-3

I am trying to cluster a large dataset using MLlib's gmm implementation. The problem is that my dataset has categorical inputs, which are being converted to floats within gmm's train function; so I am afraid that the algorithm is not treating the categorical data as categorical data but rather as continuous data. When I tried passing alphanumeric strings as training to the gmm's train function, it threw an type error saying it could not convert the given string to float. Are there ways of dealing with this problem of clustering categorical data using gmm's mllib implementation, or alternatively are there other clustering algorithms in mllib that enable clustering with categorical variables? rdd=sc.textFile('s3n://msd.data.test/sud/new_cls122016-04-26') # rdd1=rdd.map(lambda x:[x.split(',')[0],x.split(',')[1],x.split(',')[2],x.split(',')[3],x.split(',')[4],x.split(',')[5],x.split(',')[6],x.split(',')[7],x.split(',')[8]]) gmm=GaussianMixture.train(rdd1, 35,seed=10) label=gmm.predict(rdd1)

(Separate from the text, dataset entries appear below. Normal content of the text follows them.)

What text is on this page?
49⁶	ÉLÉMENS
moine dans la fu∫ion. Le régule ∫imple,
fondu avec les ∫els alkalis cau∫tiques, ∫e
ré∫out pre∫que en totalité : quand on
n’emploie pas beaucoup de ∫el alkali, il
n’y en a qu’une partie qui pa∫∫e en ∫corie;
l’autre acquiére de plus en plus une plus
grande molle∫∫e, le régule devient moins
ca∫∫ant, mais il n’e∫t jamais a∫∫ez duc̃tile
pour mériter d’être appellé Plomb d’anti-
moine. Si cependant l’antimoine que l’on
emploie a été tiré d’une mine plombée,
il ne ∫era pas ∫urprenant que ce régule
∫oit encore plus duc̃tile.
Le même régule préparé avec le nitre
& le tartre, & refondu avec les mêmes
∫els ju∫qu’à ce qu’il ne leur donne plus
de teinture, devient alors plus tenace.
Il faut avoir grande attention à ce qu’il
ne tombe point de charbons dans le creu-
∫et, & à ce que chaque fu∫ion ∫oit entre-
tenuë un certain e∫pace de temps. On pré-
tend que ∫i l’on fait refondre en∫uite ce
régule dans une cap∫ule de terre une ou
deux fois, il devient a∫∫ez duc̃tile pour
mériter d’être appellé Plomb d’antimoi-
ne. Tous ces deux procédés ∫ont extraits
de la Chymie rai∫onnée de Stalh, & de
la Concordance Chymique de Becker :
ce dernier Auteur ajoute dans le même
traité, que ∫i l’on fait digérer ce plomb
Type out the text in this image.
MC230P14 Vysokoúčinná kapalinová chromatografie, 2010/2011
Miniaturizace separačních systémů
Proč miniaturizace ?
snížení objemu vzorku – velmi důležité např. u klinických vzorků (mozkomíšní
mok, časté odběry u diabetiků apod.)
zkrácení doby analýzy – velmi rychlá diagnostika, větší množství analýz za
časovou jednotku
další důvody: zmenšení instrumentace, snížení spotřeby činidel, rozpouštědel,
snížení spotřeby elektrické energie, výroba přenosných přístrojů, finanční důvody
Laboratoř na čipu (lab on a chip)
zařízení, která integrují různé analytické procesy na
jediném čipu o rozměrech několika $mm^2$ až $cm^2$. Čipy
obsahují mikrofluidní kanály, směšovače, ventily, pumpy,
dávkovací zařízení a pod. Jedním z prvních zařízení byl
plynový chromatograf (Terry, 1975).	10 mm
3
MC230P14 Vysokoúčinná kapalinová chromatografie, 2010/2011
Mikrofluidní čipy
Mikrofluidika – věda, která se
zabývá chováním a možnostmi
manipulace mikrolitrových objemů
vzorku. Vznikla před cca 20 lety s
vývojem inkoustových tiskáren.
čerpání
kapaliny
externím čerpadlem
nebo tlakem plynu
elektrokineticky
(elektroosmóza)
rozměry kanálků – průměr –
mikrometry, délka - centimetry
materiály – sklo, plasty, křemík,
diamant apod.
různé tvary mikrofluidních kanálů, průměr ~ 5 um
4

rdd1 is the training data with columns 0 to 6 being integers and, 7 and 8 being categorical variables.

`

user2233120
  • 1
  • 1
  • 1
  • I don't know about MLlib, but I have an unrelated tip. You can simplify your `map` statement to `import csv; rdd.map(lambda x: csv.reader(x)[:8])`; [see here](http://stackoverflow.com/a/36408724/6157047) for more explanation. – Galen Long Apr 26 '16 at 21:09
  • no i am not looking to read t as a csv, i am trying to see if there is a way of handling categorical data while using gmm – user2233120 Apr 27 '16 at 08:46

1 Answers1

1

Gaussian distributions are only defined on continuous variables.

Because the normal (gaussian) distribution is continuous.

So encoding your categorial attributes into continuous variables probsbly the best that you can do besides ignoring them.

Has QUIT--Anony-Mousse
  • 76,138
  • 12
  • 138
  • 194